What a touching and disturbing film Our Mother’s House is. Every single actor onscreen is completely invested in their role. Dirk Bogarde makes you hate the scheming loser he portrays as he lies and mistreats the children. The child actors are incredibly talented and all establish their own individual characters so that the viewer truly empathizes with them.
I would consider Our Mother’s House to be a drama with sprinkles of thrills and chills here and there. The scenes of the oldest daughter (Pamela Franklin) trying to contact their dead mother via a sort of séance add a little supernatural flavor to the movie as well. They never really tell you whether she’s actually talking to the deceased or faking it to make the children listen to her. Franklin was perfect for the role and continued to freak people out as a clairvoyant in The Legend of Hell House a few years later.

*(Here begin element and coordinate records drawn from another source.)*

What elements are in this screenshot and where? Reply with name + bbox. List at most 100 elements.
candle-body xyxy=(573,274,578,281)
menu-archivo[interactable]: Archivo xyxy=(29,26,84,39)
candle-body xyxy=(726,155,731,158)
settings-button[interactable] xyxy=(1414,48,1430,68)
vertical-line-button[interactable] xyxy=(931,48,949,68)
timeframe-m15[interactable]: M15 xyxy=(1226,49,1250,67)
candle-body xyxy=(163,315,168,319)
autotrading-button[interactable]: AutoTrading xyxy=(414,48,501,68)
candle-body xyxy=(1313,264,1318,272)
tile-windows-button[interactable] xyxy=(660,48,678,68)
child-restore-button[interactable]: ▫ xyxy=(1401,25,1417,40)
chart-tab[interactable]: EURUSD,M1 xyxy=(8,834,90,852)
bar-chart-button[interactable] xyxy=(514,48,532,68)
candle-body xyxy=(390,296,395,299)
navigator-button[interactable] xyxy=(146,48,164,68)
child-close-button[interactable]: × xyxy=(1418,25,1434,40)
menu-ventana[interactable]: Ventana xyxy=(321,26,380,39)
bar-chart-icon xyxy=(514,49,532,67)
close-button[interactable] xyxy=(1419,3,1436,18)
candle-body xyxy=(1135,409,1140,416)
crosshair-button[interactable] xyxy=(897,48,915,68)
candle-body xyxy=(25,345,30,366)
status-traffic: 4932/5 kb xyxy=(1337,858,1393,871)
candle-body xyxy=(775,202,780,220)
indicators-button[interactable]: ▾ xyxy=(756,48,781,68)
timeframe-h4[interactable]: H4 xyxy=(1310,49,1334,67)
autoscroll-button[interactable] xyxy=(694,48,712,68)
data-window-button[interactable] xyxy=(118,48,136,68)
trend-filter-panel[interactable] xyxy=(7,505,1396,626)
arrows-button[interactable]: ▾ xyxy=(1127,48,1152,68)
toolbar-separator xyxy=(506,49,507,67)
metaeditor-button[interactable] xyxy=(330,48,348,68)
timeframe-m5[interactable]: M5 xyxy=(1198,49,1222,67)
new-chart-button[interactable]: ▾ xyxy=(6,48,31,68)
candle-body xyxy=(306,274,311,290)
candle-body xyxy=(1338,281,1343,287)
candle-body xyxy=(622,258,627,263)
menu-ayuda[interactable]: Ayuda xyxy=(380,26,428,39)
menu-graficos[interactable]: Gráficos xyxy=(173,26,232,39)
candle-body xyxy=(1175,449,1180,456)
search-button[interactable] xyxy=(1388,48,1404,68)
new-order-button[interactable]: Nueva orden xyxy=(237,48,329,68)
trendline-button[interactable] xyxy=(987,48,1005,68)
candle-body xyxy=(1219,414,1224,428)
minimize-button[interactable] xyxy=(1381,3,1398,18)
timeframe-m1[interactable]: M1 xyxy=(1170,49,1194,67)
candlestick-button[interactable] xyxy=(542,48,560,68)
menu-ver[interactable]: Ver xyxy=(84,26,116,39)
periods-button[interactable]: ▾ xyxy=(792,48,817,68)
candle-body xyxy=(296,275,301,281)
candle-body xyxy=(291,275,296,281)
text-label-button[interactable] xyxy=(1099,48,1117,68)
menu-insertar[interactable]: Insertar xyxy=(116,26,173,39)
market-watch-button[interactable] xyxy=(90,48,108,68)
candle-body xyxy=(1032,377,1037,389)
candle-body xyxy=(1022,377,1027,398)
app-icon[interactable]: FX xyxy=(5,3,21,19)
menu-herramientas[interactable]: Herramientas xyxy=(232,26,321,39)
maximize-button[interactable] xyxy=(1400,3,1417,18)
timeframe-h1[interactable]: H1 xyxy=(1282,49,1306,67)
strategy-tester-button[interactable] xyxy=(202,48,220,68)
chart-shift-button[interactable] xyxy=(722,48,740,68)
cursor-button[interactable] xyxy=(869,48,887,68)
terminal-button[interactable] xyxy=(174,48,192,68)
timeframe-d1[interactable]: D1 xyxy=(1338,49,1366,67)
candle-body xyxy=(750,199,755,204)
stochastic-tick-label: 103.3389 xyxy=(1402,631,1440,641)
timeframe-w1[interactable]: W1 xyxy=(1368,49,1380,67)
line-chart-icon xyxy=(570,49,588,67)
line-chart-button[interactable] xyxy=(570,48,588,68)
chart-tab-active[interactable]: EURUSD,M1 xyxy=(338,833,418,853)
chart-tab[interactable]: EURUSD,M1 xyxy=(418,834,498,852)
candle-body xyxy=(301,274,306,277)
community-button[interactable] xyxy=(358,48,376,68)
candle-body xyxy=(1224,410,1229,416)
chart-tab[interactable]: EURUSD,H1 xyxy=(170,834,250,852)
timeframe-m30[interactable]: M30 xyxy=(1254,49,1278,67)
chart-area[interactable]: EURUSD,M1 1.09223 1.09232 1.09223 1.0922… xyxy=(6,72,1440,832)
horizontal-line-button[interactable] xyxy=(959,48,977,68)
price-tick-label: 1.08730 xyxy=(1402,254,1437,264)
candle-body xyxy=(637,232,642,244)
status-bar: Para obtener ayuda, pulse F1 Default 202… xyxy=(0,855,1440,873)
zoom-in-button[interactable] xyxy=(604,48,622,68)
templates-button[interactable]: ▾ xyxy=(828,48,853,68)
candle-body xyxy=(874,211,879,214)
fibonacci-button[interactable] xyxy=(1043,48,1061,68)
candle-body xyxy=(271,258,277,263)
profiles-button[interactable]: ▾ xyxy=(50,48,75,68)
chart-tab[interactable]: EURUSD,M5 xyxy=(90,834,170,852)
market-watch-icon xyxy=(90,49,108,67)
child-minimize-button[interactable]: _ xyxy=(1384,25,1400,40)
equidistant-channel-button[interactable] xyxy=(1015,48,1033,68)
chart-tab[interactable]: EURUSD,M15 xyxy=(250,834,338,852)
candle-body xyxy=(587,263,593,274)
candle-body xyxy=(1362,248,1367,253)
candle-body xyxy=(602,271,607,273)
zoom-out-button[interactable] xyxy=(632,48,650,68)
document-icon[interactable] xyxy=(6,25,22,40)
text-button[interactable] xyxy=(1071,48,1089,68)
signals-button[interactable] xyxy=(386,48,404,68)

Our Mother’s House is manufactured on demand and is only available on DVD. It contains a trailer for the film that runs a little over two and a half minutes long.
Although it’s unrated, Our Mother’s House would garner a PG at the least by today standards. It’s a pretty intense film that deals with death and the effects it has on children. The movie contains light profanity, brief adult situations, alcohol and smoking, and some frightening and intense sequences. The part where the mother is lying lifeless in bed with the children surrounding her is one of the most shocking and realistic depictions of death I’ve ever seen onscreen.
Our Mother’s House is another fine example of a classic film somehow being overlooked by cinema enthusiasts. It’s a brilliant family drama blended with just the right amount of effective creepiness to keep you in suspense. The child actors never failed to impress me as they moved from emotion to emotion. Here’s hoping that Warner Archive’s resurrection of the movie garners it some overdue attention.
Our Mother’s House is available now on DVD.